4. If the pillage be accorded, the town hall is not to be touched.
5. The prince shall have half the plunder.
6. The nobles, canons, and those who have escaped from the city shall be allowed the first bid for their articles when offered for sale.
7. No fixtures shall be removed by the soldiery.
8. After the capture of the town, the custody of the gates and ramparts shall be confided to those whom the prince-bishop shall appoint.
9. The city taken, and its pillage permitted, the soldiers shall be allowed eight days for distribution and sale of the plunder. The soldiers shall receive their pay with punctuality.

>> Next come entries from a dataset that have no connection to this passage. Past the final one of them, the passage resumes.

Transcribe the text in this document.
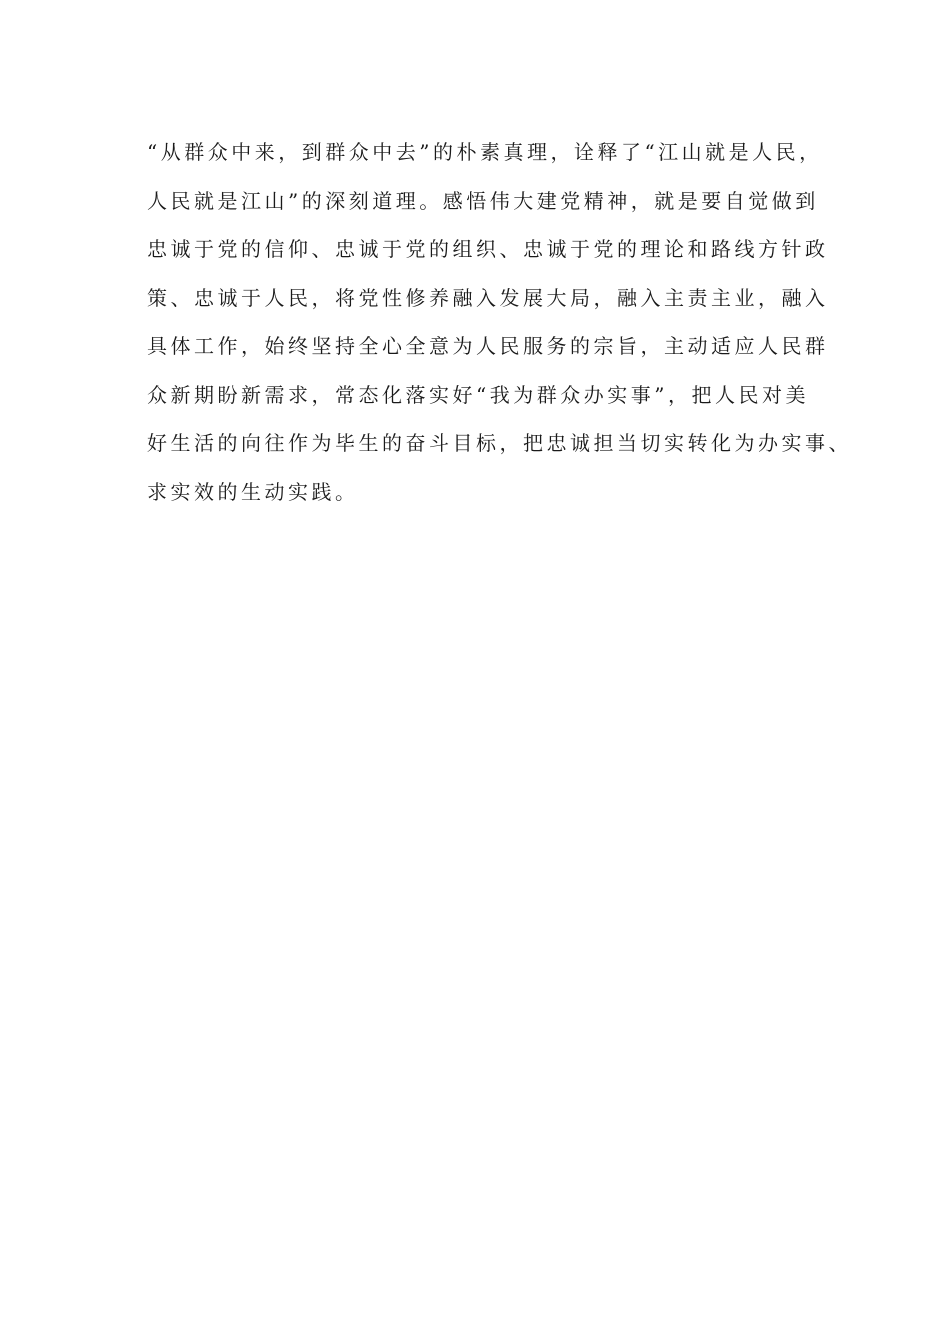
“从群众中来，到群众中去”的朴素真理，诠释了“江山就是人民，
人民就是江山”的深刻道理。感悟伟大建党精神，就是要自觉做到
忠诚于党的信仰、忠诚于党的组织、忠诚于党的理论和路线方针政
策、忠诚于人民，将党性修养融入发展大局，融入主责主业，融入
具体工作，始终坚持全心全意为人民服务的宗旨，主动适应人民群
众新期盼新需求，常态化落实好“我为群众办实事”，把人民对美
好生活的向往作为毕生的奋斗目标，把忠诚担当切实转化为办实事、
求实效的生动实践。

10. The heads of the revolt shall, as far as possible, be taken alive and delivered up to the bishop for a recompense.[157]
The Anabaptists were not afraid at these preparations; they made ready vigorously for the defence of the New Zion. As a preliminary, a body of five hundred burnt the convent of St. Maurice, outside the city gates, and levelled all the houses of the suburbs, which obscured the view, and might serve as cover for the besiegers.

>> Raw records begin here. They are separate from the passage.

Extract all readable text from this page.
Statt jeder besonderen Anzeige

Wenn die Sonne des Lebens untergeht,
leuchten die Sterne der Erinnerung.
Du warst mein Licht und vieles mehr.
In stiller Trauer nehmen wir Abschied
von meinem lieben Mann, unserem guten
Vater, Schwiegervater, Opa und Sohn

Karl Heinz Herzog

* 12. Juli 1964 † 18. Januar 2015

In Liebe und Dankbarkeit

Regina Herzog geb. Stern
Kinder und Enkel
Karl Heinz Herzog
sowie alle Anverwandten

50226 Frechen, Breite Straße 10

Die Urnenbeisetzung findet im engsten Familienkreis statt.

On the 26th February Matthisson preached in the afternoon to a congregation summoned by the discharge of a culverin. At the end of the sermon he assumed an inspired air, and announced that he had an important revelation to communicate. Having arrested the attention of his hearers, he said in a solemn tone, "The Father requires the purification of the New Jerusalem and of His temple; for our republic, which has begun so prosperously, cannot grow and endure if a prey to the confusion produced by the presence of impious sects. My advice is that we kill without further delay the Lutherans, the Papists, and all those who have not the right faith, that there may remain in Zion but one body, one society, which is truly Christian, and which can offer to the Father a pure and well-pleasing worship. There is but one way of preserving the faithful from the contagion of the impious, and that is to sweep them off the face of the earth. Nothing is easier than the execution of this scheme. We form the majority in a strong city, abundantly supplied with all necessaries; there is nothing to fear from within or from without."[158]

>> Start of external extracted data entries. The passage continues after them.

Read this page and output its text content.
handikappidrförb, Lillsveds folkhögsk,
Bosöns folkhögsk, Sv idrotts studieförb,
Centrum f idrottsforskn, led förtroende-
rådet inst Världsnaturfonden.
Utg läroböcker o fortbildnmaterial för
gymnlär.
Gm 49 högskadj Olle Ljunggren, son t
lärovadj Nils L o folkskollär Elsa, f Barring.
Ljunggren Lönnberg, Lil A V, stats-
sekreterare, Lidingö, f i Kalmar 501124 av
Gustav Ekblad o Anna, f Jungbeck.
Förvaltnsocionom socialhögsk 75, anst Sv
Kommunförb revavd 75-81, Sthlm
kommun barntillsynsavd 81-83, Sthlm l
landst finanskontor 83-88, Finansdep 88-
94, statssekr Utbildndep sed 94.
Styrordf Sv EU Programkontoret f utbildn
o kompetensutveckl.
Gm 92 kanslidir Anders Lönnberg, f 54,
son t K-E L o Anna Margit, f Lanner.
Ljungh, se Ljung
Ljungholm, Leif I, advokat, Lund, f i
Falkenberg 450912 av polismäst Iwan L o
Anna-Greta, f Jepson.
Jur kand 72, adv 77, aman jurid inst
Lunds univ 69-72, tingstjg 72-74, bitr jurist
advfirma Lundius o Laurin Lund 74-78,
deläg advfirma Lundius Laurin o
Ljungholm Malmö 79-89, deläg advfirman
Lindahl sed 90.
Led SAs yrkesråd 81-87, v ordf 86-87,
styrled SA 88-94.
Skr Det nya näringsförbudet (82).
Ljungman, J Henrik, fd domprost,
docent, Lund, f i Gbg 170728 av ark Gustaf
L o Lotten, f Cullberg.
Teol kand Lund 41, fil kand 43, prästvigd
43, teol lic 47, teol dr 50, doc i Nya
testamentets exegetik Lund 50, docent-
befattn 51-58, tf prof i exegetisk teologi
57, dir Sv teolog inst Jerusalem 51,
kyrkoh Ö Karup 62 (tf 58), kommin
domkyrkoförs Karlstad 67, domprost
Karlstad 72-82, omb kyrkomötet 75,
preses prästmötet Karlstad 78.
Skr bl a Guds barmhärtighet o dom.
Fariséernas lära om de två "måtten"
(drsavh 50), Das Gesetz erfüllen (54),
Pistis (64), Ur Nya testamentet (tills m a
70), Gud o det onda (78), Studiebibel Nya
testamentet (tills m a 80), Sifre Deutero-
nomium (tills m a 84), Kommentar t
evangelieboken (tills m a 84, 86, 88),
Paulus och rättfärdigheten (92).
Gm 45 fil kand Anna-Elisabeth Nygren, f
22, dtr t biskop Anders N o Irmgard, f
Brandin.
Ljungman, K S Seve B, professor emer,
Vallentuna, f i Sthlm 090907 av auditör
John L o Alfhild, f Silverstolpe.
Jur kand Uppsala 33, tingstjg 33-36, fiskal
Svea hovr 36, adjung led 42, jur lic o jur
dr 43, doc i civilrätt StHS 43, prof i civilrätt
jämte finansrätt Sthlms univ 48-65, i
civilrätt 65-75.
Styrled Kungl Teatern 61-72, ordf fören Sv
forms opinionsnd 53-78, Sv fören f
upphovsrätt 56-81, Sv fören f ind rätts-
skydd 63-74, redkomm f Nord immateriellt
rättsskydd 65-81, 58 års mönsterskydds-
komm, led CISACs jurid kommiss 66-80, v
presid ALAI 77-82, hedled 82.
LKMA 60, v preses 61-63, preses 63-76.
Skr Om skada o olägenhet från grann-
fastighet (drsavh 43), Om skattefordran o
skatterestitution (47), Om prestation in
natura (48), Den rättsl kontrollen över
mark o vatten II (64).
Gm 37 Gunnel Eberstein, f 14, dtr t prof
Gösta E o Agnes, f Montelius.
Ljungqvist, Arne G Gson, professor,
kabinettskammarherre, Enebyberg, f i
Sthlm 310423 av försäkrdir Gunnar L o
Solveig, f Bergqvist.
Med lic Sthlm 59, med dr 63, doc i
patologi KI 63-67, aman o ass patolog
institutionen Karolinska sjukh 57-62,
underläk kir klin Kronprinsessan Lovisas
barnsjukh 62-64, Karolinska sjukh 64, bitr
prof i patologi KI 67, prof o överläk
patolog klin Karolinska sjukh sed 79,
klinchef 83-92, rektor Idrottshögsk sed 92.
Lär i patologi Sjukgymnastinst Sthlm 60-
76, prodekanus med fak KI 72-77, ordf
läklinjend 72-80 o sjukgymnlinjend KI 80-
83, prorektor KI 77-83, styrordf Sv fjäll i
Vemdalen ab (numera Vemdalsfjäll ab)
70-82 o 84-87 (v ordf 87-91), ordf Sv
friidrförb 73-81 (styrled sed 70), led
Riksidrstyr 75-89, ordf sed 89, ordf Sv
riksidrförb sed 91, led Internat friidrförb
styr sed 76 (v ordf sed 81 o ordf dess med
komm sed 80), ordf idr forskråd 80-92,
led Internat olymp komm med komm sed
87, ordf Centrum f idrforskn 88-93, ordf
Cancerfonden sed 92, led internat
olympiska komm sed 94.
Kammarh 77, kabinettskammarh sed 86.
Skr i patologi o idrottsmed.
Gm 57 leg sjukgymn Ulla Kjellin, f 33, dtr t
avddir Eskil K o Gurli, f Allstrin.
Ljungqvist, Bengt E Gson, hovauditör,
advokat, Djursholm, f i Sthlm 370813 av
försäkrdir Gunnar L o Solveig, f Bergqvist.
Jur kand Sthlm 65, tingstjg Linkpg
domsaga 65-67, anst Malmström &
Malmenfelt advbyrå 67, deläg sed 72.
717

This suggestion would have been carried into immediate execution by the frenzied sectarians, had it not been for the intervention of Knipperdolling, who, fearing that a general massacre of Lutherans and Catholics would combine the forces of the Smalkald union and of the Imperialists against the city, urgently insisted on milder measures. "Let us be content," said he, "with driving, to-morrow, out of the city those miserable creatures who refuse the sign of the New Covenant; thus shall we thoroughly purge the floor of the Lord, and nothing that is impure will remain in the New Jerusalem."[159]